BepiColombo: Inside Europe’s First Mission to Mercury

BepiColombo, to be launched in October 2018, will reveal Mercury’s mysteries and provide unprecedented information about how the Solar System was formed.
BepiColombo

BepiColombo is one step closer to making space history. The spacecraft has completed the acoustic, mechanical and vibration tests needed before travelling to the launching site in Europe Spaceport in Kourou, French Guiana. From there, the spacecraft will take a journey of more than seven years.

“Mercury is the least explored planet in the Solar System and the most peculiar of all rocky planets," said Alvaro Gimenez, ESA's Director of Science, during a press conference held at ESA’s European Space Research and Technology Centre today.

The study of the closest planet to the Sun will help allow scientists to develop a better understanding of the early processes in the inner solar system, including how our planet was formed and evolved. BepiColombo will provide unprecedented information on the origin and the evolution of a planet orbiting close to its parent star, which also has a direct relevance to planets in other star systems like Trappist-1.

“BepiColombo is probably the most complicated mission that we have ever done at ESA.”
Alvaro Gimenez
Director of Science
European Space Agency

So far, only two spacecraft have visited Mercury: NASA’s Mariner-10 and Messenger. BepiColombo will build on the legacy of NASAs Messenger, providing complementary and new observations concerning the planet’s interior surface, exosphere and magnetosphere.

BepiColombo is the result of a joint mission between ESA, and the Japan Aerospace Exploration Agency (JAXA). The mission consists of two scientific orbiters: ESA’S Mercury Planetary Orbiter (MPO) and JAXA’s Mercury Magnetospheric Orbiter (MMO). The European orbiter is carrying 11 specially-designed instruments, and the Japanese counterpart has five, which are set to explore Mercury's crater-pocked surface, enigmatic magnetism and tenuous, vestigial atmosphere.

BepiColombo

Coping with High Temperatures

“BepiColombo is probably the most complicated mission that we have ever done at ESA,” said Gimenez. Mercury’s surface extreme temperatures, ranging from +450 to -180 degrees Celsius, and the Sun’s huge gravity, which makes it difficult to put a spacecraft into steady orbit around the planet, brought up many challenges to the manufacturing team.

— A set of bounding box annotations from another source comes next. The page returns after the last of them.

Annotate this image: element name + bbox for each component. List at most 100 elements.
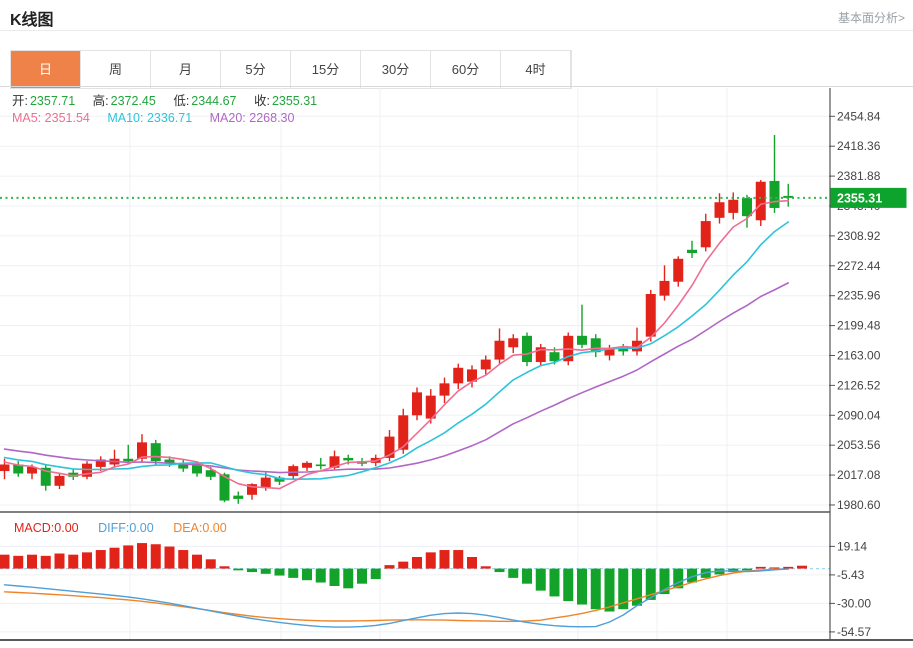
macd-bar [219,566,230,569]
chart-area[interactable]: 2454.842418.362381.882345.402308.922272.… [0,86,913,648]
candle-body [769,180,780,208]
macd-bar [439,550,450,569]
price-axis-label: 2090.04 [837,408,881,422]
current-price-badge [830,187,907,208]
macd-bar [0,554,10,569]
macd-bar [755,566,766,569]
candle-body [329,456,340,468]
macd-bar [618,568,629,610]
kline-chart-canvas[interactable]: 2454.842418.362381.882345.402308.922272.… [0,86,913,648]
tab-30min[interactable]: 30分 [361,51,431,88]
fundamental-analysis-link[interactable]: 基本面分析> [837,11,905,25]
candle-body [205,470,216,477]
dea-line [3,568,789,623]
page-title: K线图 [10,12,54,29]
candle-body [13,464,24,474]
price-axis-label: 2308.92 [837,229,881,243]
macd-bar [549,568,560,597]
high-label: 高: [92,94,109,108]
candle-body [260,477,271,488]
ma20-line [3,282,790,474]
candle-body [549,352,560,362]
macd-bar [797,565,807,569]
tab-5min[interactable]: 5分 [221,51,291,88]
high-value: 2372.45 [110,94,156,108]
macd-bar [123,545,134,569]
tab-month[interactable]: 月 [151,51,221,88]
candle-body [288,466,299,476]
close-value: 2355.31 [271,94,318,108]
macd-value: 0.00 [54,521,79,535]
tab-4hour[interactable]: 4时 [501,51,571,88]
macd-bar [687,568,697,583]
macd-bar [453,550,464,569]
dea-value: 0.00 [202,521,227,535]
candle-body [467,369,477,382]
macd-bar [302,568,312,581]
candle-body [0,464,10,472]
candle-body [27,466,37,474]
candle-body [68,472,79,477]
ma-readout: MA5: 2351.54 MA10: 2336.71 MA20: 2268.30 [12,111,294,125]
macd-bar [480,566,491,569]
macd-bar [398,561,409,569]
candle-body [700,221,711,248]
macd-bar [164,546,175,569]
macd-bar [425,552,436,569]
candle-body [123,458,134,462]
ma5-label: MA5: [12,111,42,125]
macd-bar [315,568,326,583]
macd-bar [137,543,147,569]
candle-body [742,198,752,217]
candle-body [494,340,505,360]
macd-bar [247,568,257,573]
macd-bar [357,568,367,584]
price-axis-label: 2381.88 [837,169,881,183]
candle-body [150,443,161,462]
candle-body [645,294,656,337]
macd-bar [343,568,354,589]
candle-body [453,367,464,384]
candle-body [535,347,546,363]
price-axis-label: 2017.08 [837,468,881,482]
ma5-line [3,199,790,490]
ohlc-readout: 开: 2357.71 高: 2372.45 低: 2344.67 收: 2355.31 [12,90,317,109]
candle-body [590,338,601,353]
price-axis-label: 2418.36 [837,139,881,153]
macd-bar [604,568,615,612]
candle-body [219,474,230,501]
candle-body [687,249,697,254]
tab-60min[interactable]: 60分 [431,51,501,88]
open-label: 开: [12,94,28,108]
macd-bar [178,550,189,569]
macd-bar [577,568,587,605]
candle-body [604,348,615,356]
diff-label: DIFF: [98,521,130,535]
macd-bar [288,568,299,578]
tab-15min[interactable]: 15分 [291,51,361,88]
diff-line [3,568,789,628]
candle-body [755,181,766,221]
tab-week[interactable]: 周 [81,51,151,88]
macd-bar [563,568,574,602]
macd-bar [68,554,79,569]
macd-label: MACD: [14,521,55,535]
macd-bar [274,568,285,576]
macd-bar [769,567,780,569]
macd-bar [95,550,106,569]
macd-bar [27,554,37,569]
ma10-value: 2336.71 [146,111,193,125]
macd-bar [645,568,656,600]
macd-axis-label: -54.57 [837,625,871,639]
macd-bar [783,566,794,569]
macd-bar [384,565,395,569]
candle-body [274,477,285,482]
candle-body [95,459,106,467]
candle-body [714,202,725,218]
macd-axis-label: 19.14 [837,539,867,553]
price-axis-label: 1980.60 [837,498,881,512]
price-axis-label: 2454.84 [837,109,881,123]
price-axis-label: 2126.52 [837,378,881,392]
tab-day[interactable]: 日 [11,51,81,88]
candle-body [137,442,147,459]
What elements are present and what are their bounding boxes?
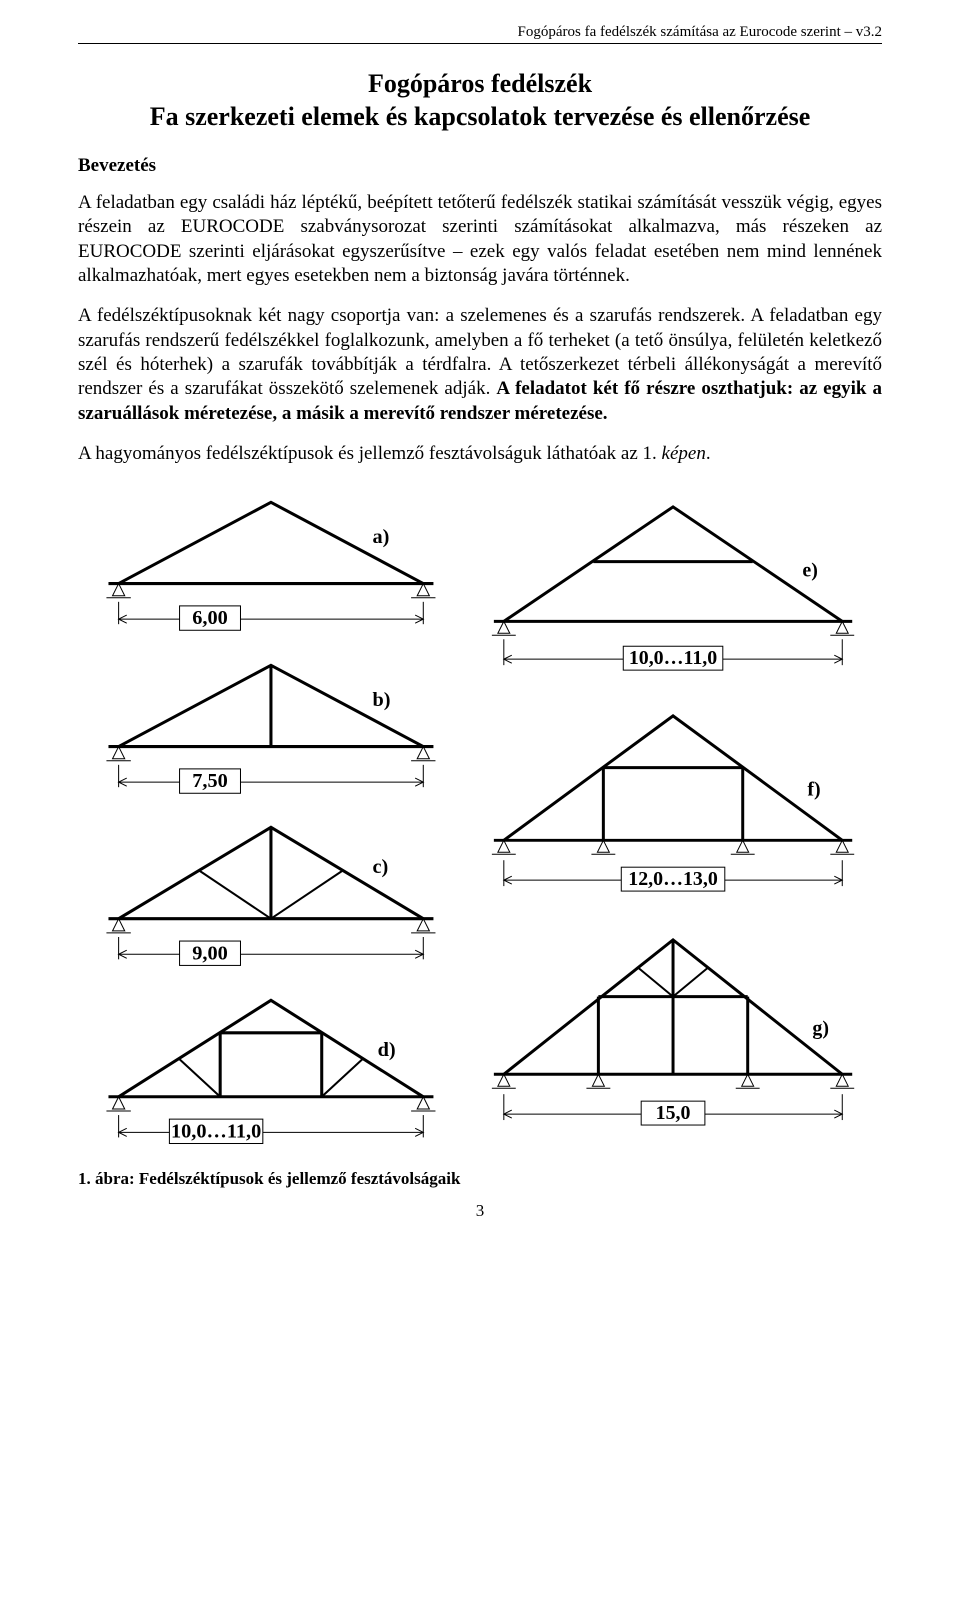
truss-d-label: d)	[378, 1039, 396, 1061]
truss-a-svg: 6,00 a)	[78, 482, 464, 644]
paragraph-1: A feladatban egy családi ház léptékű, be…	[78, 191, 882, 288]
figure-1-grid: 6,00 a)	[78, 482, 882, 1157]
section-heading-bevezetes: Bevezetés	[78, 155, 882, 177]
truss-a-span: 6,00	[192, 607, 228, 629]
paragraph-3-italic: képen	[662, 443, 706, 464]
title-line-2: Fa szerkezeti elemek és kapcsolatok terv…	[150, 102, 811, 131]
truss-d: 10,0…11,0 d)	[78, 980, 464, 1158]
truss-f-label: f)	[807, 779, 820, 801]
truss-g-label: g)	[812, 1018, 829, 1040]
truss-f: 12,0…13,0 f)	[464, 691, 882, 915]
truss-f-span: 12,0…13,0	[628, 868, 718, 890]
page-number: 3	[0, 1201, 960, 1221]
truss-b-label: b)	[373, 689, 391, 711]
truss-a: 6,00 a)	[78, 482, 464, 644]
figure-1: 6,00 a)	[78, 482, 882, 1157]
paragraph-3-prefix: A hagyományos fedélszéktípusok és jellem…	[78, 443, 662, 464]
document-title: Fogópáros fedélszék Fa szerkezeti elemek…	[78, 68, 882, 133]
truss-e-label: e)	[802, 560, 817, 582]
paragraph-2: A fedélszéktípusoknak két nagy csoportja…	[78, 304, 882, 426]
truss-c-label: c)	[373, 856, 389, 878]
title-line-1: Fogópáros fedélszék	[368, 69, 592, 98]
truss-f-svg: 12,0…13,0 f)	[464, 691, 882, 915]
page: Fogópáros fa fedélszék számítása az Euro…	[0, 0, 960, 1229]
paragraph-3-suffix: .	[706, 443, 711, 464]
running-head: Fogópáros fa fedélszék számítása az Euro…	[78, 24, 882, 44]
truss-b-svg: 7,50 b)	[78, 645, 464, 807]
truss-c-span: 9,00	[192, 942, 228, 964]
truss-c: 9,00 c)	[78, 807, 464, 980]
truss-b: 7,50 b)	[78, 645, 464, 807]
truss-d-svg: 10,0…11,0 d)	[78, 980, 464, 1158]
truss-a-label: a)	[373, 526, 390, 548]
figure-1-right-column: 10,0…11,0 e)	[464, 482, 882, 1157]
truss-g-svg: 15,0 g)	[464, 915, 882, 1149]
truss-e: 10,0…11,0 e)	[464, 482, 882, 691]
truss-e-svg: 10,0…11,0 e)	[464, 482, 882, 691]
truss-b-span: 7,50	[192, 770, 228, 792]
truss-g: 15,0 g)	[464, 915, 882, 1149]
truss-c-svg: 9,00 c)	[78, 807, 464, 980]
figure-1-caption: 1. ábra: Fedélszéktípusok és jellemző fe…	[78, 1169, 882, 1189]
truss-g-span: 15,0	[656, 1102, 691, 1124]
truss-e-span: 10,0…11,0	[629, 647, 717, 669]
truss-d-span: 10,0…11,0	[171, 1120, 261, 1142]
paragraph-3: A hagyományos fedélszéktípusok és jellem…	[78, 442, 882, 466]
figure-1-left-column: 6,00 a)	[78, 482, 464, 1157]
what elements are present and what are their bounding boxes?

To cope with the extreme temperatures, BepiColombo counts with antennas, solar arrays, sun sensors, and multilayer insulation, has temperature-resistant outer layers and protective coatings. All of them have undergone significant testing at ESTEC to prove they can withstand the violent shaking occurring during launch, the harsh radiation environment of space, and the high temperatures that will be encountered close to the Sun once orbiting Mercury.

A 7-year journey

The arrival of BepiColombo at Mercury is planned for December 2025, according to the mission’s Project Manager Ulrich Reininghaus. The spacecraft will be launched in October 2018 on an Ariane 5 from Europe’s Spaceport in Kourou, French Guiana.

The spacecraft will use the gravity of Earth, Venus and Mercury, in combination with the thrust provided by electric propulsion, to reach Mercury. The spacecraft will have a 7.2-year cruise, with one Earth flyby, two Venus flybys and six Mercury flybys.

MPO and MMO will voyage to Mercury together as a single composite spacecraft, with a dedicated transfer module (MTM) providing power and propulsion. A sun shield will protect MMO from solar radiation and overheating during the cruise phase. When approaching the planet, the transfer module will separate and the two spacecraft, still together, will be captured into a polar orbit around the planet. Its altitude will then be adjusted using MPO’s thrusters until MMO’s desired elliptical polar orbit is reached. Finally, the MPO will separate and descend to its orbit using its thrusters. The fine-tuning of the orbits is expected to take three months.

The initial mission at Mercury is planned for one year, with a possibility of extension for another one. However, the mission scientists don’t discard the possibility of extending the life of the mission, although the harsh environmental conditions would determine this.